The ambiguity function is a mathematical representation used primarily in signal processing and radar systems to analyze and resolve the properties of signals, particularly in relation to time and frequency. It provides a way to describe how a signal correlates with itself at different time delays and frequency shifts.
A Craft Identification Number (CIN) is a unique identifier used to recognize specific vessels or crafts, particularly in the context of maritime activities. This number helps in tracking, registration, and identification of boats and ships within regulatory frameworks. In many countries, the CIN may be issued by a governing maritime authority and is often required for safety and compliance purposes. It can include details about the type of vessel, size, owner information, and other specifications.
The International Maritime Organization (IMO) number is a unique identification number assigned to ships and other maritime vessels. This number is assigned by the IMO and is designed to enhance maritime safety, security, and environmental protection by providing a way to track the history of a vessel throughout its operational life. The IMO number is a seven-digit number that is permanently assigned to a ship and does not change, even if the ship is sold or its name is changed.
The Naval Registry Identification Number (NRIN) is a unique identifier assigned to naval vessels and other maritime assets. It is used for tracking, registration, and identification purposes within various maritime registries. The NRIN facilitates the management of naval records, ensuring that each vessel can be uniquely identified and differentiated from others. In many cases, similar identifiers exist, such as the International Maritime Organization (IMO) number, which is widely used for commercial vessels.
The Rendleman–Bartter model, developed by Dale Rendleman and William Bartter in the early 1980s, is a financial model used to estimate the term structure of interest rates, particularly for zero-coupon bonds. This model is part of the broader class of term structure models, which seek to explain how interest rates vary with different maturities of debt instruments.

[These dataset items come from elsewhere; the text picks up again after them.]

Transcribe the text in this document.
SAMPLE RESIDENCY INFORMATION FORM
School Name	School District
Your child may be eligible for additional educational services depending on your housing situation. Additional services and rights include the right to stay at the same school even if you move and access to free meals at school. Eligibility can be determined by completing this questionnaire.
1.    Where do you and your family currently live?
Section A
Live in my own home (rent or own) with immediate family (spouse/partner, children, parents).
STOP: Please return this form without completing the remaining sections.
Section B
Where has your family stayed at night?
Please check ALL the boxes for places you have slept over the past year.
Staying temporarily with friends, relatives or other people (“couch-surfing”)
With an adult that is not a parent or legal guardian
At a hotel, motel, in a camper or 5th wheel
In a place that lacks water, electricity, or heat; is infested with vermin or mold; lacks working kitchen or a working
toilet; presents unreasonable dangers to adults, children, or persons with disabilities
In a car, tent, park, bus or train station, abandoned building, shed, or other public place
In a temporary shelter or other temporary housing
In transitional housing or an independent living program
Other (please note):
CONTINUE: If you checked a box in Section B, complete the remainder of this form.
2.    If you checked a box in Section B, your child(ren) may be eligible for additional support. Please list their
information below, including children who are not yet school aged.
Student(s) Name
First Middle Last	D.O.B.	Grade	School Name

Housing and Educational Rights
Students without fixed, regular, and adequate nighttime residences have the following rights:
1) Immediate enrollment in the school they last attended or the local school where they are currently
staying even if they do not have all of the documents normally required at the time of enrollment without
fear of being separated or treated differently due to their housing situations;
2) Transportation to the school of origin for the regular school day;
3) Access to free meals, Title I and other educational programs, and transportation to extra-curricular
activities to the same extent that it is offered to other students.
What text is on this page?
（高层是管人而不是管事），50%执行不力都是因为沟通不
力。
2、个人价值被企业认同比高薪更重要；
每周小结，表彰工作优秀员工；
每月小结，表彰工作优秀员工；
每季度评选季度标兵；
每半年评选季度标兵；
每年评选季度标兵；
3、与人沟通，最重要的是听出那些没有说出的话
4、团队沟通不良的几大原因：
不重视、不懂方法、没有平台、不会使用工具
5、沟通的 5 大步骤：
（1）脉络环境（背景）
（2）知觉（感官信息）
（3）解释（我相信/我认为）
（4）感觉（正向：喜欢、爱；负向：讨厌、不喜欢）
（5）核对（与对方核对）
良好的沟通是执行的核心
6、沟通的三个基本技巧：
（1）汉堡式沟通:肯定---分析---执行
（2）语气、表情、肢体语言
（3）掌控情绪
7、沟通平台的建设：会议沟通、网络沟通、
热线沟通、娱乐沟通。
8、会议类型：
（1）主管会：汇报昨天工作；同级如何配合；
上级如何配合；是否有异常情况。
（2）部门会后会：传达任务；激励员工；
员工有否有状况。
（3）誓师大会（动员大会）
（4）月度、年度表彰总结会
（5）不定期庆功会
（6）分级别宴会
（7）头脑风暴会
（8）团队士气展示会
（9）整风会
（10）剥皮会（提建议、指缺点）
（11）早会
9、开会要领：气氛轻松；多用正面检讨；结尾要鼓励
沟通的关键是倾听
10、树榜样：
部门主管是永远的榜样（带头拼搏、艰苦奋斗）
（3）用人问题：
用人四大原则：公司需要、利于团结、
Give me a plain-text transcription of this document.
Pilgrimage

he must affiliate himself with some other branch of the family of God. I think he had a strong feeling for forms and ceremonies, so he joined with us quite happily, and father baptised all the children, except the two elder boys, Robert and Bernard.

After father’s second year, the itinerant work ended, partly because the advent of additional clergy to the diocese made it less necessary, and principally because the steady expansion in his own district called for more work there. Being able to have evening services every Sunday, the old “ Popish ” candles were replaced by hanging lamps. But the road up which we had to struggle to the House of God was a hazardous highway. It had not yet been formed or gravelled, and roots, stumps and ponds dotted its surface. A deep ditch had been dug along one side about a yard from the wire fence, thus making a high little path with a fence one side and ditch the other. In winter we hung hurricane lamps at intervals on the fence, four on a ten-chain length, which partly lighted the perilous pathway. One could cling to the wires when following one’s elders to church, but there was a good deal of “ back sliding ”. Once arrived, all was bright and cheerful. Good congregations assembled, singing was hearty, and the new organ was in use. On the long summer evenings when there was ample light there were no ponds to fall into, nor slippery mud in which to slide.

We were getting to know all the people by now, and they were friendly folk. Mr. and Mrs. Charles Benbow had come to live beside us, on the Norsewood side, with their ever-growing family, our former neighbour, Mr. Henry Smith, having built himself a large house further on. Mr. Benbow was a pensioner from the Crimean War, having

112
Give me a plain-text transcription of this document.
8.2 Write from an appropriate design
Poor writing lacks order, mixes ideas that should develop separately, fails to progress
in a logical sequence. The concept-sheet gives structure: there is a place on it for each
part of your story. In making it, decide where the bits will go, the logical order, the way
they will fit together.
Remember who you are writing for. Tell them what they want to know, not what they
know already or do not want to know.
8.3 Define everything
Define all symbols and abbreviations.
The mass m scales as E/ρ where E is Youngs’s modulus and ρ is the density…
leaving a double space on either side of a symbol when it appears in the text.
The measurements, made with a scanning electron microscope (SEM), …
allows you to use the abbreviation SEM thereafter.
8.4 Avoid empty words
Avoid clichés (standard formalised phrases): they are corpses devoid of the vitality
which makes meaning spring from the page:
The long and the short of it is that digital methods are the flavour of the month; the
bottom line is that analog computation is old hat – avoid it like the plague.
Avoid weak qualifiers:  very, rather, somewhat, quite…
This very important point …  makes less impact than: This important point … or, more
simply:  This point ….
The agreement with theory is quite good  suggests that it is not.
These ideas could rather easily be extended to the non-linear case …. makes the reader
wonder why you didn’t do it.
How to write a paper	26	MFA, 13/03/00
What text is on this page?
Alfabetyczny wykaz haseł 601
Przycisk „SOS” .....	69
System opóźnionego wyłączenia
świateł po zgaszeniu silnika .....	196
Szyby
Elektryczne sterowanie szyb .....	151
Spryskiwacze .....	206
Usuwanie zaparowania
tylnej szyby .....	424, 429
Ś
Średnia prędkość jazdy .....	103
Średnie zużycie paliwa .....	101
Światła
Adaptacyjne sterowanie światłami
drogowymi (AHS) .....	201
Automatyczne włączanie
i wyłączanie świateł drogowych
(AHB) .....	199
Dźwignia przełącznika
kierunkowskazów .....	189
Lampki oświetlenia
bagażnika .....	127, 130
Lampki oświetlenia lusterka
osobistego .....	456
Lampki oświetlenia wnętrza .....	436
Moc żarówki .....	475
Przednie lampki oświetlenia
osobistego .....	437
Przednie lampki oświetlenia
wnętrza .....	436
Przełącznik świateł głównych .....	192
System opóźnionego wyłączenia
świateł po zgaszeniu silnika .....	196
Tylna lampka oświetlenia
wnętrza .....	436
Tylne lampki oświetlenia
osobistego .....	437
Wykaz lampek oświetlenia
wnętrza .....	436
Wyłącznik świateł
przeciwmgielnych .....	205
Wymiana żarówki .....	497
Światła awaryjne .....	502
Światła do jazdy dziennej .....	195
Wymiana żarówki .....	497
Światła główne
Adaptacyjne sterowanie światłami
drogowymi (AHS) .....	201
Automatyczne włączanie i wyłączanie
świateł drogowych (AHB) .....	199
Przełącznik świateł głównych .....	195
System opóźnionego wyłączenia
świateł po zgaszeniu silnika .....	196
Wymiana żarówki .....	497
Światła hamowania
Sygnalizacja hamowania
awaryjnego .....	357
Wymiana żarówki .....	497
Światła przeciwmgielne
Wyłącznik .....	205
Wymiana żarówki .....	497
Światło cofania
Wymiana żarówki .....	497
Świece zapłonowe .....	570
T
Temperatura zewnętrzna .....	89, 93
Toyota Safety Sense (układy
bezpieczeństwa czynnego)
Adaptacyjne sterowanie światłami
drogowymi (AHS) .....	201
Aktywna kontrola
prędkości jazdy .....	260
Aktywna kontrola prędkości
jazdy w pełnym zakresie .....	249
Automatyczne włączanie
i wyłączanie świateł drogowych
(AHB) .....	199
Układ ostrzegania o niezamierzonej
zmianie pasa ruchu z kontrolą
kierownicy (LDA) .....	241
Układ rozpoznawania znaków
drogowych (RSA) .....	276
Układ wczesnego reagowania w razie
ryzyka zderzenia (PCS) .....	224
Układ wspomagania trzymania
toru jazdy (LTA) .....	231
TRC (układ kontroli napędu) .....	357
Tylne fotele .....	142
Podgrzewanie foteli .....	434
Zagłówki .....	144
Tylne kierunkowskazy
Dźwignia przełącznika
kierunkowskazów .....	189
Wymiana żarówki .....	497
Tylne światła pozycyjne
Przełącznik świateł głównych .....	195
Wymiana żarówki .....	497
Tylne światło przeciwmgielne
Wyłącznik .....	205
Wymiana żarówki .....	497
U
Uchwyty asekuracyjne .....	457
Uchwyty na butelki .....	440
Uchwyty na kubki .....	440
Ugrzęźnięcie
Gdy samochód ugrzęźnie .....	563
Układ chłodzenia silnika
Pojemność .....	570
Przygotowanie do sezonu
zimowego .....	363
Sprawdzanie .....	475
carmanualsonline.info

Radar signal processing is a crucial aspect of radar systems that involves the manipulation and analysis of radar signals for the purpose of detecting, tracking, and identifying objects such as aircraft, ships, weather patterns, and more. The primary goal of radar signal processing is to extract meaningful information from the raw radar signals received from the environment, which can be noisy and cluttered.
Signal processing filters are essential tools in digital signal processing (DSP) used to manipulate or modify signals. These filters allow for the separation, enhancement, or suppression of specific frequency components of a signal, making them invaluable in various applications, including audio processing, communications, and image processing. ### Types of Filters 1. **Linear Filters**: - **FIR (Finite Impulse Response) Filters**: These filters have a finite duration impulse response.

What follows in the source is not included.